Рядовому Александру Парамонову понадобилось отойти в лес. По причине природной стеснительности он не мог справить большую нужду прилюдно. Вот поэтому, прислонив к дереву винтовку и взяв керосиновую лампу, он по сугробам стал пробираться в глубь леса.
Признаться откровенно, в чаще было страшновато. Густая темнота почти не рассеивалась фонарем. Проступающие из мрака контуры огромных деревьев выглядели угрожающе. Парамонов двигался до тех пор, пока не перестал слышать шум из лагеря, хотя пламя костров еще проглядывалось между деревьями. Здесь, вдалеке от однополчан, он мог успокоиться и расслабиться.
Рассеянный свет керосиновой лампы скользнул по ближнему стволу, открыв взору нечто странное. Заинтригованный Парамонов приблизился и поднял фонарь на уровень глаз.
На стволе исполинской ели была снята кора — ровно, искусно, в форме овала. На обнажившейся древесине вырезан текст. Парамонов подивился качеству текста, провел по нему пальцами. Несколько строчек. Буквы настолько мелкие, что читались с трудом. Всю надпись обрамлял сложный узор из переплетающихся волнистых линий.

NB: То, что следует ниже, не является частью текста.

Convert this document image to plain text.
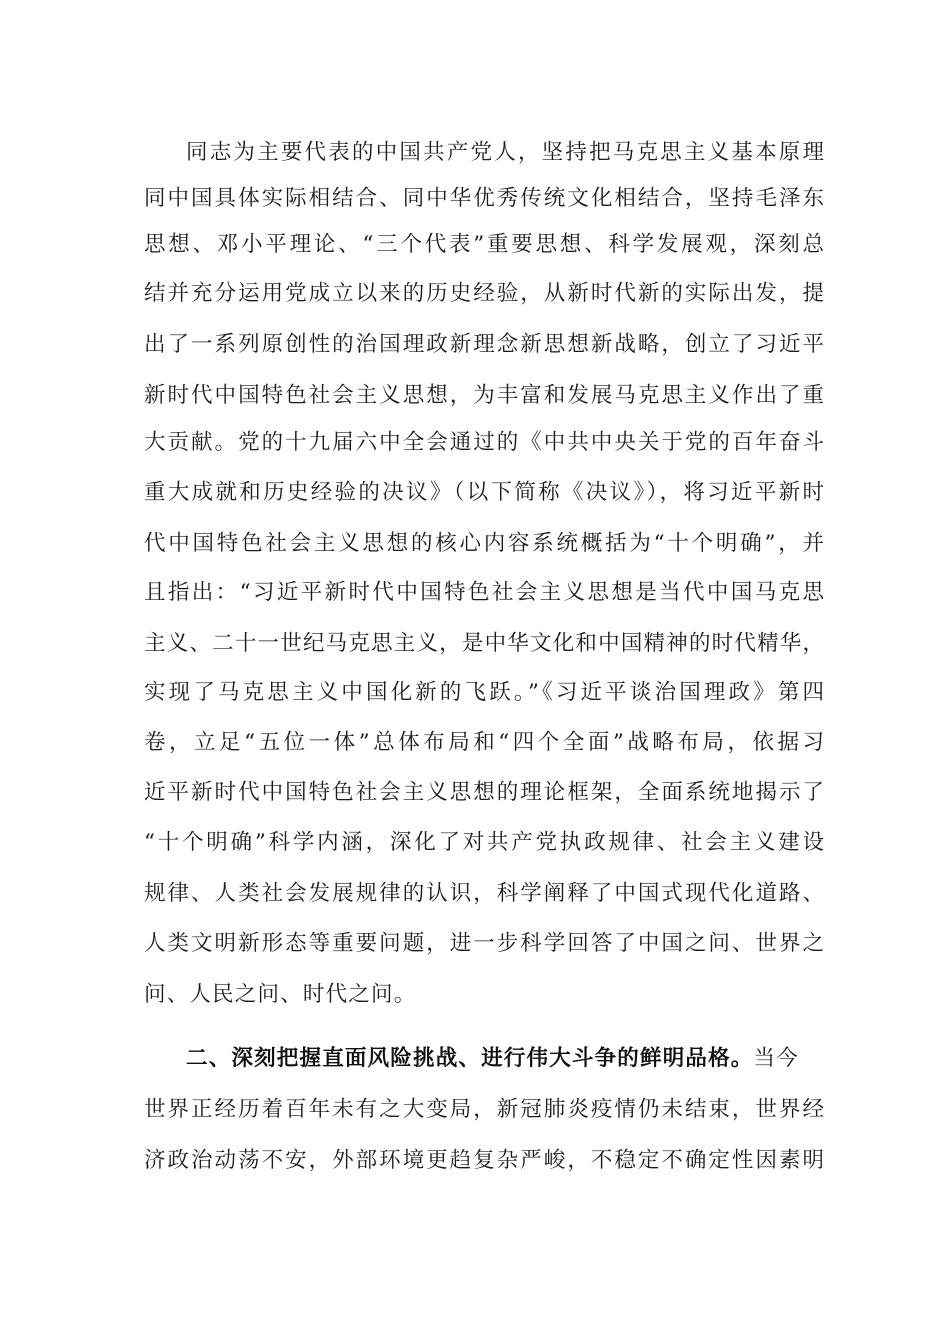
同志为主要代表的中国共产党人，坚持把马克思主义基本原理
同中国具体实际相结合、同中华优秀传统文化相结合，坚持毛泽东
思想、邓小平理论、“三个代表”重要思想、科学发展观，深刻总
结并充分运用党成立以来的历史经验，从新时代新的实际出发，提
出了一系列原创性的治国理政新理念新思想新战略，创立了习近平
新时代中国特色社会主义思想，为丰富和发展马克思主义作出了重
大贡献。党的十九届六中全会通过的《中共中央关于党的百年奋斗
重大成就和历史经验的决议》（以下简称《决议》），将习近平新时
代中国特色社会主义思想的核心内容系统概括为“十个明确”，并
且指出：“习近平新时代中国特色社会主义思想是当代中国马克思
主义、二十一世纪马克思主义，是中华文化和中国精神的时代精华，
实现了马克思主义中国化新的飞跃。”《习近平谈治国理政》第四
卷，立足“五位一体”总体布局和“四个全面”战略布局，依据习
近平新时代中国特色社会主义思想的理论框架，全面系统地揭示了
“十个明确”科学内涵，深化了对共产党执政规律、社会主义建设
规律、人类社会发展规律的认识，科学阐释了中国式现代化道路、
人类文明新形态等重要问题，进一步科学回答了中国之问、世界之
问、人民之问、时代之问。
二、深刻把握直面风险挑战、进行伟大斗争的鲜明品格。当今
世界正经历着百年未有之大变局，新冠肺炎疫情仍未结束，世界经
济政治动荡不安，外部环境更趋复杂严峻，不稳定不确定性因素明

Парамонов сам занимался резьбой по дереву. Нельзя сказать, что он был мастером, но оценить и отметить качество, несомненно, мог. Очень кропотливая работа, изящная и миниатюрная.
— Бес… беспреде… — попытался прочесть Парамонов, но ничего не вышло. Хотя почти все буквы знакомые, слова, в которые они слагались, получались совершенно бессмысленными.

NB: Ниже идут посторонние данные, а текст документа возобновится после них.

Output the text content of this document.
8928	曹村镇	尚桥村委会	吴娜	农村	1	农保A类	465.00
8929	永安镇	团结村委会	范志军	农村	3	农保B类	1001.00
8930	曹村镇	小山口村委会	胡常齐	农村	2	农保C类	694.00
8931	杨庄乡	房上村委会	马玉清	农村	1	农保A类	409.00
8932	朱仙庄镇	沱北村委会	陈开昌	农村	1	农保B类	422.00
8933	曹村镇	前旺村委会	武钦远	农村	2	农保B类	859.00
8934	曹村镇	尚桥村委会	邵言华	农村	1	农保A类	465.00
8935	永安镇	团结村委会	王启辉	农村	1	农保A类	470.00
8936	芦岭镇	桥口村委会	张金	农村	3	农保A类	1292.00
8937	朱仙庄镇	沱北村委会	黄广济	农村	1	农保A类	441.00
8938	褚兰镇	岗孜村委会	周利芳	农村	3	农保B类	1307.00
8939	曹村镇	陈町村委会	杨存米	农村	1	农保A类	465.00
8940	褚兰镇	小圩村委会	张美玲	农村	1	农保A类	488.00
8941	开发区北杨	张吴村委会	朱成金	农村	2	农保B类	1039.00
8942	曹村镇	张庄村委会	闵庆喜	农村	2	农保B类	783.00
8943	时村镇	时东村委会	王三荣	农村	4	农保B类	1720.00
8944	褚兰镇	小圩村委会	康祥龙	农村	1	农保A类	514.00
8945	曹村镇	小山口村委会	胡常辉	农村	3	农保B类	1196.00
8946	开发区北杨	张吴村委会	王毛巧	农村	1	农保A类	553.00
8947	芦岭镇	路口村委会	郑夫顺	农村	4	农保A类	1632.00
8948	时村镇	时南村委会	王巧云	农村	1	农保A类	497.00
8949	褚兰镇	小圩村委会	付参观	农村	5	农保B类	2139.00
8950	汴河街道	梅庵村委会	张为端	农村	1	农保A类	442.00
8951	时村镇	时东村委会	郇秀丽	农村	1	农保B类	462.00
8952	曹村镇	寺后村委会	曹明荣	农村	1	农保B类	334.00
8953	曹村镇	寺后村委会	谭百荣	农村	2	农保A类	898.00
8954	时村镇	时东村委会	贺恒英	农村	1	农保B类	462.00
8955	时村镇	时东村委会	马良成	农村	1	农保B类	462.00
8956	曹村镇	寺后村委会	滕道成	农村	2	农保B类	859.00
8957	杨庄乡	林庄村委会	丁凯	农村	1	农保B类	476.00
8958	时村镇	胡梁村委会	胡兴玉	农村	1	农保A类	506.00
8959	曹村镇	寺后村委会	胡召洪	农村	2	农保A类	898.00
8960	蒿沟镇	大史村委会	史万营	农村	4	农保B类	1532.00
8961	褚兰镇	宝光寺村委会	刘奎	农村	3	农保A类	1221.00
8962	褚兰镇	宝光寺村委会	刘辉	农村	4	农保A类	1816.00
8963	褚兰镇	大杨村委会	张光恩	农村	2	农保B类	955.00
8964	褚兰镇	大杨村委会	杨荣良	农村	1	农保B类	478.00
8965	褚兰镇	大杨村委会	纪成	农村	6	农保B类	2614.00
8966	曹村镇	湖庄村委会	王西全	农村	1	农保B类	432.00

Еще некоторое время Александр любовался затейливым текстом, оставленным кем-то в дремучем лесу, но позыв в кишечнике напомнил, зачем он здесь оказался.

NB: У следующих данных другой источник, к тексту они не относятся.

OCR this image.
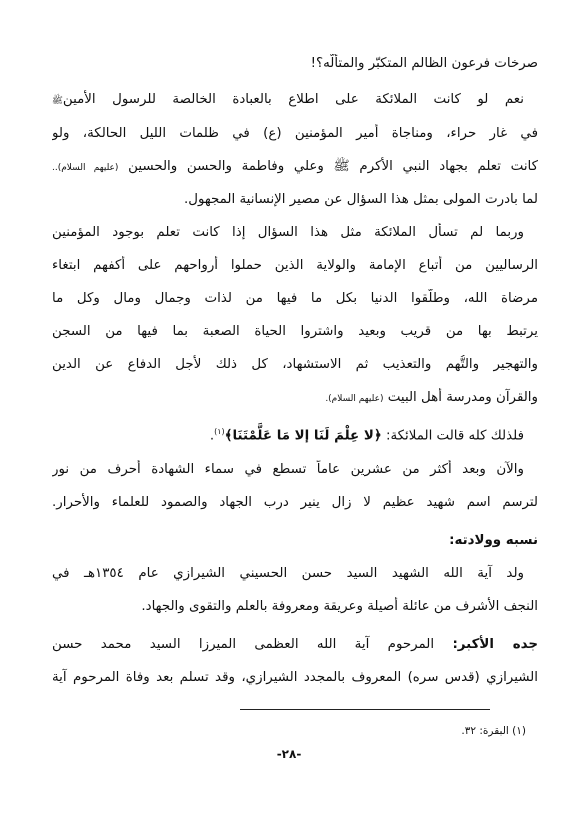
صرخات فرعون الظالم المتكبّر والمتألّه؟!
نعم لو كانت الملائكة على اطلاع بالعبادة الخالصة للرسول الأمينﷺ
في غار حراء، ومناجاة أمير المؤمنين (ع) في ظلمات الليل الحالكة، ولو
كانت تعلم بجهاد النبي الأكرم ﷺ وعلي وفاطمة والحسن والحسين (عليهم السلام)..
لما بادرت المولى بمثل هذا السؤال عن مصير الإنسانية المجهول.
وربما لم تسأل الملائكة مثل هذا السؤال إذا كانت تعلم بوجود المؤمنين
الرساليين من أتباع الإمامة والولاية الذين حملوا أرواحهم على أكفهم ابتغاء
مرضاة الله، وطلّقوا الدنيا بكل ما فيها من لذات وجمال ومال وكل ما
يرتبط بها من قريب وبعيد واشتروا الحياة الصعبة بما فيها من السجن
والتهجير والتُّهم والتعذيب ثم الاستشهاد، كل ذلك لأجل الدفاع عن الدين
والقرآن ومدرسة أهل البيت (عليهم السلام).
فلذلك كله قالت الملائكة: ﴿لا عِلْمَ لَنَا إلا مَا عَلَّمْتَنَا﴾$^{(١)}$.
والآن وبعد أكثر من عشرين عاماً تسطع في سماء الشهادة أحرف من نور
لترسم اسم شهيد عظيم لا زال ينير درب الجهاد والصمود للعلماء والأحرار.
نسبه وولادته:
ولد آية الله الشهيد السيد حسن الحسيني الشيرازي عام ١٣٥٤هـ في
النجف الأشرف من عائلة أصيلة وعريقة ومعروفة بالعلم والتقوى والجهاد.
جده الأكبر: المرحوم آية الله العظمى الميرزا السيد محمد حسن
الشيرازي (قدس سره) المعروف بالمجدد الشيرازي، وقد تسلم بعد وفاة المرحوم آية
(١) البقرة: ٣٢.
-٢٨-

Успешно справившись со своей задачей и подтершись комком снега, Парамонов поднялся. Странный это был лес. Ни следов зверей, ни звуков. Да и сами деревья диковинные. Он никогда не видел таких могучих сосен, а уж за свою деревенскую жизнь Александр много разного леса повидал. И за грибами хаживал, и за черникой с ежевикой, и за зайцем длинноухим…
Парамонов двинулся назад. Он видел далекий свет костров и пошел прямо на него.
— Хи-хи! — раздалось вдруг из-за деревьев. Красноармейца от испуга едва не хватил удар.
Виски сжало стальным обручем, сердце забилось, как маленькое дрожащее от страха животное. Дыхание сделалось глубоким и неровным.
— Царица небесная матушка! — пробормотал пришибленный страхом Парамонов. — Господи, спаси и сохрани!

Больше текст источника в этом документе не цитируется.